España 1978 — consenso transversal

Tras la muerte de Franco (1975), las Cortes y el rey Juan Carlos I impulsaron un proceso de reforma negociado por los partidos parlamentarios. La Constitución de 1978 fue redactada por los 'padres de la Constitución' (siete diputados), aprobada en Cortes y ratificada por referéndum el 6 de diciembre de 1978. Lección: el consenso entre fuerzas antagónicas —izquierda comunista y derecha postfranquista— produjo un texto con legitimidad transversal.

Colombia 1991 — pluralidad inédita

Tras décadas de violencia política y narcotráfico, la Constitución de 1991 fue producto de una Asamblea Constituyente electa en 1990 con representación inédita de minorías indígenas, afrodescendientes y excombatientes desmovilizados (M-19). Incorporó la tutela como mecanismo expedito de protección de derechos y creó la Corte Constitucional. Lección: una Asamblea verdaderamente plural produce un texto con mayor legitimidad y resiliencia.

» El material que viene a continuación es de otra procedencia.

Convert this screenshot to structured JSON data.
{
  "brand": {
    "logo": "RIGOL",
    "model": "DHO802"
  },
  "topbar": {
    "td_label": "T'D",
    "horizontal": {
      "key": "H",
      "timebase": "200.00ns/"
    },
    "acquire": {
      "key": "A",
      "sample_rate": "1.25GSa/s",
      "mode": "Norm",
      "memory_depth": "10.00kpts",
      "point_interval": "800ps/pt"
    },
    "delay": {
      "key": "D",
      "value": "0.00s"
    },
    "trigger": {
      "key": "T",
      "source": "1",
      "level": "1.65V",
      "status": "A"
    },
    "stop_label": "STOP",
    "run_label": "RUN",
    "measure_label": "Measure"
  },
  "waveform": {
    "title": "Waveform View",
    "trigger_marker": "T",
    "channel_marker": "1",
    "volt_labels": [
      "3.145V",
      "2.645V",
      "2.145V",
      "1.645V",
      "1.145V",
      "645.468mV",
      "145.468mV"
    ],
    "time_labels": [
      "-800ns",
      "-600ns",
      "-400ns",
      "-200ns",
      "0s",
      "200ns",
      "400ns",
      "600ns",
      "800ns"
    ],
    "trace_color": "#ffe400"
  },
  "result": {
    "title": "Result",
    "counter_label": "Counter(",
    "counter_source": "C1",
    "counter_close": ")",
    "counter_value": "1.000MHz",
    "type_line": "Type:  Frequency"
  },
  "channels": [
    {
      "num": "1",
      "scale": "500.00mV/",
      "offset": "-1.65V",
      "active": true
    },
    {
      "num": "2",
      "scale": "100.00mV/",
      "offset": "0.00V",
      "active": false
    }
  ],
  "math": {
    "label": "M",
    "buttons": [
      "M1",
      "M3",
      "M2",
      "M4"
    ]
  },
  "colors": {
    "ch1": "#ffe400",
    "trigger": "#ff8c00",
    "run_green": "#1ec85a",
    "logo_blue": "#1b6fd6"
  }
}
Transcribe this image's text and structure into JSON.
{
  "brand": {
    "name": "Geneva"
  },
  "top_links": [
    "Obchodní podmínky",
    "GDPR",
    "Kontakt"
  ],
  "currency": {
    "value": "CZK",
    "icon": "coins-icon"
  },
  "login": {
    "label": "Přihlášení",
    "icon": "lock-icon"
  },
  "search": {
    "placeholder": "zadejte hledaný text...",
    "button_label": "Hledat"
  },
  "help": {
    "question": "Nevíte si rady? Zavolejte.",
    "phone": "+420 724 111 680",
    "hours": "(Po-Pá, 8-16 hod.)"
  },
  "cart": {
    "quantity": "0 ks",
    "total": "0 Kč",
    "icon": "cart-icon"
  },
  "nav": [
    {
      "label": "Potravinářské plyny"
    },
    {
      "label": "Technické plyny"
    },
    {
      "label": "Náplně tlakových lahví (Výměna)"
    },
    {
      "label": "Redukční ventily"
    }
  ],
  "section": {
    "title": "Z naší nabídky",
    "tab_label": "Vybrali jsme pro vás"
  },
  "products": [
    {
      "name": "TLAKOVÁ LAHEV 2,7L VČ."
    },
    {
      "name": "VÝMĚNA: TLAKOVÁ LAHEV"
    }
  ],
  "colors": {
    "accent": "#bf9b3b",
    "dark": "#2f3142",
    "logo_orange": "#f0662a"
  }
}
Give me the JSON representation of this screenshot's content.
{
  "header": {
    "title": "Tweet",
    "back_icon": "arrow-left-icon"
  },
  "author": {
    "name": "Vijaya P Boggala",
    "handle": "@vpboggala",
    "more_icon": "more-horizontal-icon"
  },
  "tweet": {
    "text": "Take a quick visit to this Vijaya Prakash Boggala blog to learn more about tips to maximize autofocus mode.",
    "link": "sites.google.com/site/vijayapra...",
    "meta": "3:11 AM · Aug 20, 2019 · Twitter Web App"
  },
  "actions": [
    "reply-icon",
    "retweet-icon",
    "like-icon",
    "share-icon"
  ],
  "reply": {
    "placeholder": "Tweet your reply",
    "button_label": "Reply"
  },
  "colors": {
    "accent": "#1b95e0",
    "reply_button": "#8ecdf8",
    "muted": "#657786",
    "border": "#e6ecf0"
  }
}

Chile 2022 — la advertencia más relevante

04Itinerario procesal: principios mínimos

  1. Acuerdo previo de reglas: principios fundamentales pactados antes de elegir la asamblea (modelo Sudáfrica), con mecanismos de verificación.
  2. Asamblea plural: representación de partidos, sociedad civil, pueblos indígenas, afrodescendientes, mujeres con paridad efectiva, diáspora, víctimas.
  3. Mayorías calificadas: aprobación por dos tercios para temas estructurales (forma de Estado, derechos fundamentales, régimen económico).
  4. Plazos definidos: entre 12 y 24 meses, sin prórrogas automáticas.
  5. Referéndum aprobatorio vinculante: ratificación por la ciudadanía, con quórum mínimo y mayoría absoluta de votos válidos.
  6. Cláusulas de revisión: mecanismos ordinarios de enmienda y reforma claros, para evitar que la próxima generación tenga que destruir el orden para corregirlo.

05Diáspora y víctimas: inclusión ineludible

Venezuela tiene, según ACNUR y la Organización Internacional para las Migraciones, más de 7 millones de migrantes y refugiados en 2024–2025. Cualquier proceso constituyente que excluya a la diáspora carecerá de legitimidad. Mecanismos posibles: voto desde el exterior, circunscripción especial, representantes designados por organizaciones civiles de la diáspora.

Las víctimas de violaciones de derechos humanos —documentadas por la Misión Internacional Independiente de la ONU, la Oficina de la Alta Comisionada para los DDHH y la Corte Penal Internacional— deben tener voz formal en el proceso, no como gesto simbólico, sino como elemento estructural de la justicia transicional.